The dollar index – which tracks the greenback against six major rivals – is on track for its first monthly drop in five, as the safe haven currency loses steam after a breakneck start to the year.
The dollar index is on track for a more-than 1.5% drop in May – although it remains up about 6% on the year. It was last down a quarter of a percent on the day at 101.44.
Trade was likely to be light through Monday as U.S. stock and bond markets close for the Memorial Day public holiday.
Data on Friday showed that U.S. consumer spending rose more than expected in April as households boosted purchases of goods and services, and the increase in inflation slowed.
Analysts said the encouraging data, coupled with bets on a more cautious tightening path by the Fed, was weakening the dollar.

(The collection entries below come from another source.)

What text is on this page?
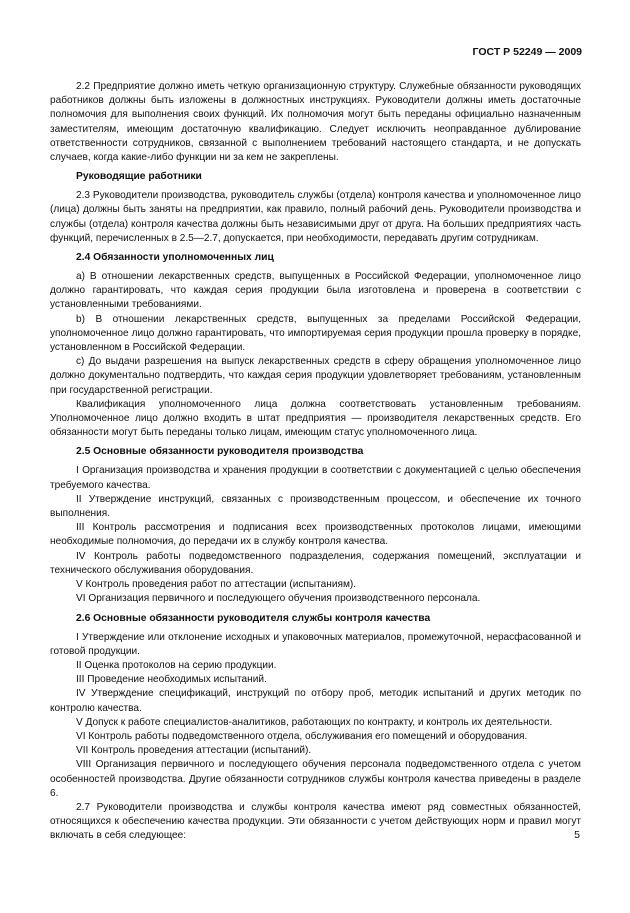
ГОСТ Р 52249 — 2009

2.2 Предприятие должно иметь четкую организационную структуру. Служебные обязанности руководящих работников должны быть изложены в должностных инструкциях. Руководители должны иметь достаточные полномочия для выполнения своих функций. Их полномочия могут быть переданы официально назначенным заместителям, имеющим достаточную квалификацию. Следует исключить неоправданное дублирование ответственности сотрудников, связанной с выполнением требований настоящего стандарта, и не допускать случаев, когда какие-либо функции ни за кем не закреплены.

Руководящие работники

2.3 Руководители производства, руководитель службы (отдела) контроля качества и уполномоченное лицо (лица) должны быть заняты на предприятии, как правило, полный рабочий день. Руководители производства и службы (отдела) контроля качества должны быть независимыми друг от друга. На больших предприятиях часть функций, перечисленных в 2.5—2.7, допускается, при необходимости, передавать другим сотрудникам.

2.4 Обязанности уполномоченных лиц

а) В отношении лекарственных средств, выпущенных в Российской Федерации, уполномоченное лицо должно гарантировать, что каждая серия продукции была изготовлена и проверена в соответствии с установленными требованиями.

b) В отношении лекарственных средств, выпущенных за пределами Российской Федерации, уполномоченное лицо должно гарантировать, что импортируемая серия продукции прошла проверку в порядке, установленном в Российской Федерации.

с) До выдачи разрешения на выпуск лекарственных средств в сферу обращения уполномоченное лицо должно документально подтвердить, что каждая серия продукции удовлетворяет требованиям, установленным при государственной регистрации.

Квалификация уполномоченного лица должна соответствовать установленным требованиям. Уполномоченное лицо должно входить в штат предприятия — производителя лекарственных средств. Его обязанности могут быть переданы только лицам, имеющим статус уполномоченного лица.

2.5 Основные обязанности руководителя производства

I Организация производства и хранения продукции в соответствии с документацией с целью обеспечения требуемого качества.

II Утверждение инструкций, связанных с производственным процессом, и обеспечение их точного выполнения.

III Контроль рассмотрения и подписания всех производственных протоколов лицами, имеющими необходимые полномочия, до передачи их в службу контроля качества.

IV Контроль работы подведомственного подразделения, содержания помещений, эксплуатации и технического обслуживания оборудования.

V Контроль проведения работ по аттестации (испытаниям).

VI Организация первичного и последующего обучения производственного персонала.

2.6 Основные обязанности руководителя службы контроля качества

I Утверждение или отклонение исходных и упаковочных материалов, промежуточной, нерасфасованной и готовой продукции.

II Оценка протоколов на серию продукции.

III Проведение необходимых испытаний.

IV Утверждение спецификаций, инструкций по отбору проб, методик испытаний и других методик по контролю качества.

V Допуск к работе специалистов-аналитиков, работающих по контракту, и контроль их деятельности.

VI Контроль работы подведомственного отдела, обслуживания его помещений и оборудования.

VII Контроль проведения аттестации (испытаний).

VIII Организация первичного и последующего обучения персонала подведомственного отдела с учетом особенностей производства. Другие обязанности сотрудников службы контроля качества приведены в разделе 6.

2.7 Руководители производства и службы контроля качества имеют ряд совместных обязанностей, относящихся к обеспечению качества продукции. Эти обязанности с учетом действующих норм и правил могут включать в себя следующее:	5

European shares scaled more-than three-week highs on Monday as easing COVID-19 restrictions and new stimulus in China helped sustain last week’s optimism.
“How the US consumer plays out from here and from a global perspective how the Chinese economy performs will be crucial determinants for broader investor risk appetite,” currency analysts at MUFG said in a note.
A slew of further economic data is due this week which could give clues on the outlook for global growth, including U.S. jobs numbers and Chinese Purchasing Managers’ Index figures. German inflation data is expected at 1200 GMT today, ahead of euro zone inflation figures on Tuesday.
German annual inflation is expected to have risen to 8%, according to Refinitiv data, having hit a four-decade high of 7.8% last month.
The euro hit a monthly high versus the dollar of $1.07705, up 0.3%, ahead of the data.
The safe haven yen fell back 0.2% to 127.330 yen per dollar.
Sterling edge up 0.1% to $1.26400.
Cryptocurrencies attempted a bounce but bitcoin, which rose 4%, is still pinned around $30,000.